Olivia Wilde slams Candace Owens for condemning Harry Styles' Vogue cover as an 'attack on manly men'

Olivia Wilde slams Candace Owens for condemning Harry Styles' Vogue cover as an 'attack on manly men'
Photo credit: Instagram/Olivia Wilde, Vogue, Instagram/Candace Owens

Olivia Wilde has rushed to the defence of Harry Styles after conservative commentator Candace Owens took issue with him wearing a dress on the cover of Vogue magazine. 

Owens tweeted that the One Direction star's history-making appearance as the first solo man on the cover of the fashion magazine was "an outright attack," insisting that society should "bring back manly men" in order to prosper. 

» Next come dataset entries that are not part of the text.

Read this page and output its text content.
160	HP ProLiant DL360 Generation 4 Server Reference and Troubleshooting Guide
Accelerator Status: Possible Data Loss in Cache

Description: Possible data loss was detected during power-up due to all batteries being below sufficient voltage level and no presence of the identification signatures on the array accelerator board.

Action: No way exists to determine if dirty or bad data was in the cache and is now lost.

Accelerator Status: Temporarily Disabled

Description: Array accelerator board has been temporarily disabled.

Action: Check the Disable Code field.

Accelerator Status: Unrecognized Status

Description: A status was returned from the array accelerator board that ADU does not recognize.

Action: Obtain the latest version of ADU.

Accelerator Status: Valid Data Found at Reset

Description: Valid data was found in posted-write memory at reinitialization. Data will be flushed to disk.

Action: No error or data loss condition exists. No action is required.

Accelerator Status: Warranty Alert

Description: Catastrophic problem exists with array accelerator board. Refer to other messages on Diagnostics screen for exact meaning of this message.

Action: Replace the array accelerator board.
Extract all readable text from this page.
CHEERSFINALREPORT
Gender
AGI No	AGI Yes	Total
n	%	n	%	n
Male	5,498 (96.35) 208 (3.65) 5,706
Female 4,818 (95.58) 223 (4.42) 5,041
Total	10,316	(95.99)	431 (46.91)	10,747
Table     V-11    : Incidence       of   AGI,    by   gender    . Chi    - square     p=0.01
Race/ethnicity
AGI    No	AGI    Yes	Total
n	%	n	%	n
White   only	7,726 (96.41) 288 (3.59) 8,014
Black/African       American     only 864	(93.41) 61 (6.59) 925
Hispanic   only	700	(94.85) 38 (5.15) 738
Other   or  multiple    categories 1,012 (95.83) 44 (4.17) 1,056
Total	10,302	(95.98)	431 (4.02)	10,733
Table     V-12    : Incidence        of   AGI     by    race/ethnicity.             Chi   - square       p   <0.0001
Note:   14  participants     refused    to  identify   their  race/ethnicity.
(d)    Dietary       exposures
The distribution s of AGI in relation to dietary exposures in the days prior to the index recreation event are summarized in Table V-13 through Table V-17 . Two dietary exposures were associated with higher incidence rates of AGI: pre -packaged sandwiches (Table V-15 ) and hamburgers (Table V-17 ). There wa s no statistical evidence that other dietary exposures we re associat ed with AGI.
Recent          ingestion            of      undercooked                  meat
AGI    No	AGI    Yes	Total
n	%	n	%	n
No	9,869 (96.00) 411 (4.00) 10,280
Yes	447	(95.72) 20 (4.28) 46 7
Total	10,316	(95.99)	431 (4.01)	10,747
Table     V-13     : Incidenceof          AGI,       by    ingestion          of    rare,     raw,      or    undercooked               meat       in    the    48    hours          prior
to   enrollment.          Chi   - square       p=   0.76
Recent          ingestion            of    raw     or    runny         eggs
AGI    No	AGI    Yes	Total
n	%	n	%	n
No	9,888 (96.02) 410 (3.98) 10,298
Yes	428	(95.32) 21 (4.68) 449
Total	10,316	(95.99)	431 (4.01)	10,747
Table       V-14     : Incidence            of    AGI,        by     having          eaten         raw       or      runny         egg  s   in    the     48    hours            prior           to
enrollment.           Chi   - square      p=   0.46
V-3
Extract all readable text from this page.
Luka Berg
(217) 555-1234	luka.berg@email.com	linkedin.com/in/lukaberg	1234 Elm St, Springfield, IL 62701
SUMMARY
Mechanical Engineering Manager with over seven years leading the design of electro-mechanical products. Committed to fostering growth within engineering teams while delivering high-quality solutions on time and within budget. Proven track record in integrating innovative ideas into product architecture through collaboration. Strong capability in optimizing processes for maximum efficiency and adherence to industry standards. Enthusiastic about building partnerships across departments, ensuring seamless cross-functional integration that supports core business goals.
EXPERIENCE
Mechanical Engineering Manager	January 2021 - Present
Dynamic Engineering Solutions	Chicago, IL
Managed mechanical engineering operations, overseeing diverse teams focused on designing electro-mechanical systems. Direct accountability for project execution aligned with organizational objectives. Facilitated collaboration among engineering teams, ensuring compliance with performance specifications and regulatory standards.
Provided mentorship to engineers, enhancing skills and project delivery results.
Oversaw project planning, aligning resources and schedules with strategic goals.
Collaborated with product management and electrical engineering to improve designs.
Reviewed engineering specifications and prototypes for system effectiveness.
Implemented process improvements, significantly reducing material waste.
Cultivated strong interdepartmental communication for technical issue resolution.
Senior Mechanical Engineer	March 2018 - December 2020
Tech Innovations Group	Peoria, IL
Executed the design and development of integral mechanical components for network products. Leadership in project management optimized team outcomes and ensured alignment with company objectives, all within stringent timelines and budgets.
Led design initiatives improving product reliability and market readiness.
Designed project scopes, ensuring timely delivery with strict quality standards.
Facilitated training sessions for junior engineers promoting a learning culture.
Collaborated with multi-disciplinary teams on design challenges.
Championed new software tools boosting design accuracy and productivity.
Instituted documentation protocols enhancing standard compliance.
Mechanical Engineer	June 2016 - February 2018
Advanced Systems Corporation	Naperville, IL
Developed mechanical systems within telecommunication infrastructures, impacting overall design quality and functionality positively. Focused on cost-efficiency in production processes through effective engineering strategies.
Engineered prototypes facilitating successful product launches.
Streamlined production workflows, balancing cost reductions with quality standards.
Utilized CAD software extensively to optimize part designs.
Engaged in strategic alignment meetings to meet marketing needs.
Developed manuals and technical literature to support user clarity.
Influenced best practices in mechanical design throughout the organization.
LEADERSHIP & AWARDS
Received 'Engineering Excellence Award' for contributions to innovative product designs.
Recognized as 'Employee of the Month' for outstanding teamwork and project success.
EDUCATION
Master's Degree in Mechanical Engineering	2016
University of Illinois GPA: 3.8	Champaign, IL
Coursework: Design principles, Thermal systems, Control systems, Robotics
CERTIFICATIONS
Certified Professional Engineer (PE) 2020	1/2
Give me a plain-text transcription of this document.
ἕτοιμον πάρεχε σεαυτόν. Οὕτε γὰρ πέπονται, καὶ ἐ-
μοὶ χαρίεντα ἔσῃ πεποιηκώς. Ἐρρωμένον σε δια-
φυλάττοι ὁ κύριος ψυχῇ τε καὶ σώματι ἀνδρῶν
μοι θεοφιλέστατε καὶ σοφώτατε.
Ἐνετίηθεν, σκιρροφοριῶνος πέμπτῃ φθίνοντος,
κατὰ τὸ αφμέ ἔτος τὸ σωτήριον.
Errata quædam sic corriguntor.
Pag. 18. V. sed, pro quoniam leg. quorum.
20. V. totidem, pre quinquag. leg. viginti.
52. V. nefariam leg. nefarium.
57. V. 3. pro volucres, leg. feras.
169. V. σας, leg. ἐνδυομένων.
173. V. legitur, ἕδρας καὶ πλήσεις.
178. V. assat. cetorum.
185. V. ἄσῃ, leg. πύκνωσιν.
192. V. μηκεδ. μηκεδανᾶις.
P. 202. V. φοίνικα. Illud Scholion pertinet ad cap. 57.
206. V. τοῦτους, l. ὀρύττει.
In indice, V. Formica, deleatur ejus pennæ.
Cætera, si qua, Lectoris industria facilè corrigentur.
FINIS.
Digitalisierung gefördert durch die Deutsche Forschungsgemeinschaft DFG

Styles donned a variety of different outfits for the shoot, including a lace-trimmed Gucci gown. 

"There is no society that can survive without strong men," Owens wrote of the fashion shoot on Twitter. 

"The East knows this. In the west, the steady feminization of our men at the same time that Marxism is being taught to our children is not a coincidence.

"It is an outright attack. Bring back manly men," she concluded. 

In response, Wilde - who is currently directing Styles in the upcoming film Don't Worry, Darling - simply wrote: "You're pathetic."

Many others echoed Wilde's sentiments, saying they didn't buy the old fashioned ideas about what made someone masculine. 

"Harry Styles is manly in ways that matter. He's manly in the way he respects women. He's manly in the way he is kind. He's manly in that he doesn't have to belittle others to lift himself up. We need more men like him in our world," one Twitter user wrote. 

"Hey you know Jesus wore dresses, right?" asked another. 

Styles is not the first musician to cop criticism from Owens. She recently entered into a stouche with rapper Cardi B, accusing her hit song 'WAP' of "contributing to the disintegration of black culture and values".